Betting The Future Of A B-School On The Future

Kenneth Freeman, dean of Boston University’s Questrom School of Business

Soon after Kenneth Freeman arrived as the new dean of Boston University’s School of Management two years ago, he began talking about a rather audacious goal: To ultimately convince people that there are really three elite business schools in Boston.

A pipedream to think that BU could spring to mind with such world class players as the Harvard Business School and MIT’s Sloan School of Management?

After all, an impartial observer wouldn’t even call this a David vs. Goliath match. The school significantly trails its rivals in every ranking of MBA education. Its endowment is well under $100 million, a mere fraction of Harvard’s $2.8 billion. Less than one in ten alums donate money to the school in any given year, about a third of the total at either MIT or Harvard.

Freeman, however, doesn’t think his goal is unreachable. In fact, to realize his dream, the former chief executive of Quest Diagnostics Inc. is betting the future of the school on the future.

A BIG BET ON HEALTH CARE, ALTERNATIVE ENERGY, AND DIGITAL TECHNOLOGY

The school has identified the three sectors of the economy where it believes, in his words, “there will be more job creation, more financial market creation, and more value creation for societies, communities and countries over the next five, ten and 20 years.” With faculty approval gained earlier this year, Freeman is now aligning the school’s professors, research, and curriculum around the three growth areas.

The three are health care and life sciences, digital technology, and alternative energy and sustainability. In academia where loyalty is to a discipline rather than an industry or economic sector, Freeman, 62, is attempting a revolutionary change in both mindset and behavior. Whether the Harvard MBA can pull it off is anyone’s guess, but the odds are certainly not in his favor.

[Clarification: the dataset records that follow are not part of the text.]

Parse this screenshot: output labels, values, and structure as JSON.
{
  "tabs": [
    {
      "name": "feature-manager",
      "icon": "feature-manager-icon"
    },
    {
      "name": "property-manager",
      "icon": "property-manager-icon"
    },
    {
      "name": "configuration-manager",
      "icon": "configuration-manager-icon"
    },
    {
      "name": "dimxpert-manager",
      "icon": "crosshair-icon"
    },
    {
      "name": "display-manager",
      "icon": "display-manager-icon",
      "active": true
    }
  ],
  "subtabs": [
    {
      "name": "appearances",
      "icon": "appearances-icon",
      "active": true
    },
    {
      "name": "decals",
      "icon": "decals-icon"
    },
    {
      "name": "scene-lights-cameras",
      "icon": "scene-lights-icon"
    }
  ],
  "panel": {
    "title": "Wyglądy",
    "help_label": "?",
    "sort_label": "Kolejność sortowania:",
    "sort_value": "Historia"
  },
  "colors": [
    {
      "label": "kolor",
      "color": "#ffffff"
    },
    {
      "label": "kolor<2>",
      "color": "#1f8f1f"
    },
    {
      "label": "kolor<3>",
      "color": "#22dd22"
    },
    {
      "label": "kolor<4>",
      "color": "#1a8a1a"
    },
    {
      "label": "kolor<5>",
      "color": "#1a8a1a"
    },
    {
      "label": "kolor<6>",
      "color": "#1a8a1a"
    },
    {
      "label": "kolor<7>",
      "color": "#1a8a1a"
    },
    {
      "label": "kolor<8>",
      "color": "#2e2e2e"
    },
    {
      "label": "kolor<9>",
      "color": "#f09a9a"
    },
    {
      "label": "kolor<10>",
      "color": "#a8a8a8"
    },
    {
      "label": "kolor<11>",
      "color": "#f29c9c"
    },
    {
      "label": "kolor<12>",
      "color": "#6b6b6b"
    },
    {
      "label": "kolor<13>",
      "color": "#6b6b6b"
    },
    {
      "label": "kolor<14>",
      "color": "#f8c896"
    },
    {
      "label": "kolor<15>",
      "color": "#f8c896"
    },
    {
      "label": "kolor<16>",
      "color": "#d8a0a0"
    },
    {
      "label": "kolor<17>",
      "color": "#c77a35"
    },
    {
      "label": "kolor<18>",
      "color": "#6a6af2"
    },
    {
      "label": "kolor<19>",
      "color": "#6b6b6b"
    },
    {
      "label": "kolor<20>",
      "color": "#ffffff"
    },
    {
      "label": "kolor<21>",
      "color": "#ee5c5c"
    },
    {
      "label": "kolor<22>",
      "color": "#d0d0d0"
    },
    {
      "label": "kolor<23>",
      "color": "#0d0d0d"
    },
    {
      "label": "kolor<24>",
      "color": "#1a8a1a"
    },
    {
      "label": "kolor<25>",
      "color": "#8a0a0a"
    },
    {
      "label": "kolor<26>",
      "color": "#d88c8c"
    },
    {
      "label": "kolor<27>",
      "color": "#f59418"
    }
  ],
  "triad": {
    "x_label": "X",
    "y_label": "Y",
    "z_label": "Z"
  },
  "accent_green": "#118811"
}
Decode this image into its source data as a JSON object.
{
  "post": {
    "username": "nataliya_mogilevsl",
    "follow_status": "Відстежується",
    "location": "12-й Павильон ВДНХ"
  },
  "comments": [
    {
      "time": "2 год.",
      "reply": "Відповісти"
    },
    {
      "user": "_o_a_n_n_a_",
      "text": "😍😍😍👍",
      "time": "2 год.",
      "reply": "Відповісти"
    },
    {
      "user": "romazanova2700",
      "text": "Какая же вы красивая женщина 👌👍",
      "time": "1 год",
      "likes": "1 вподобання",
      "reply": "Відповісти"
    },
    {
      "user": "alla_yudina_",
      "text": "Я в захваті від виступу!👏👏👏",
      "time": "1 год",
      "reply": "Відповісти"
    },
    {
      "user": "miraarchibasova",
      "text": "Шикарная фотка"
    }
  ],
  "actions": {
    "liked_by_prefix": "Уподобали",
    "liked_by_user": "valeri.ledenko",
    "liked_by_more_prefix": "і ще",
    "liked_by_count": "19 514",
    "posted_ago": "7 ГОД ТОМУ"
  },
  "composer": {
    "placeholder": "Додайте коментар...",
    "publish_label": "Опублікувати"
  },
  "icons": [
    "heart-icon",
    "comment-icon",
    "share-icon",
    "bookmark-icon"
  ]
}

The single biggest challenge, of course, will be to convince faculty to focus on the three sectors when they have already hitched their careers to disciplines, such as accounting, finance, marketing, or strategy. Concedes N. “Venkat” Venkatraman, a long-time management professor at the school, “Faculty members aren’t drawn to the sectors as easily as employers and students. But I don’t think that we can distinguish the school by only writing in academic journals.”

PLANS TO RECRUIT NEW FACULTY, CREATE ACADEMIC CENTERS AND CASE CONTESTS

To make those sectors an integral part of Boston’s culture and approach, Freeman plans to recruit new faculty, create academic centers in each field, launch global case competitions in each area, and infuse much of the coursework with case studies and experiential projects in each of the three industries. “We’re recruiting for specific disciplines but we are also doing it with a twist by focusing on specialization in digital technology, the health sector or energy,” he says. “We want to create leading global institutes in each of these sectors to engage faculty here and with other institutions. For us to be distinguished, we have to have cutting-edge research in these fields.”

For incoming students, the focus on those three areas starts immediately. “When students arrive we provide them with a brief overview of those sectors and then they move through the traditional management discipline training,” adds Freeman. “We are transforming case content to reflect these sectors much more so than the traditional sectors of the past. And the classroom discussions will be supplemented by lectures from today’s executives in these fields.”

He then expects graduates, 40% of which now enter finance and consulting, to stream into those high-growth fields. “There might be some heavy lifting here but this is where the jobs are going,” insists Freeman.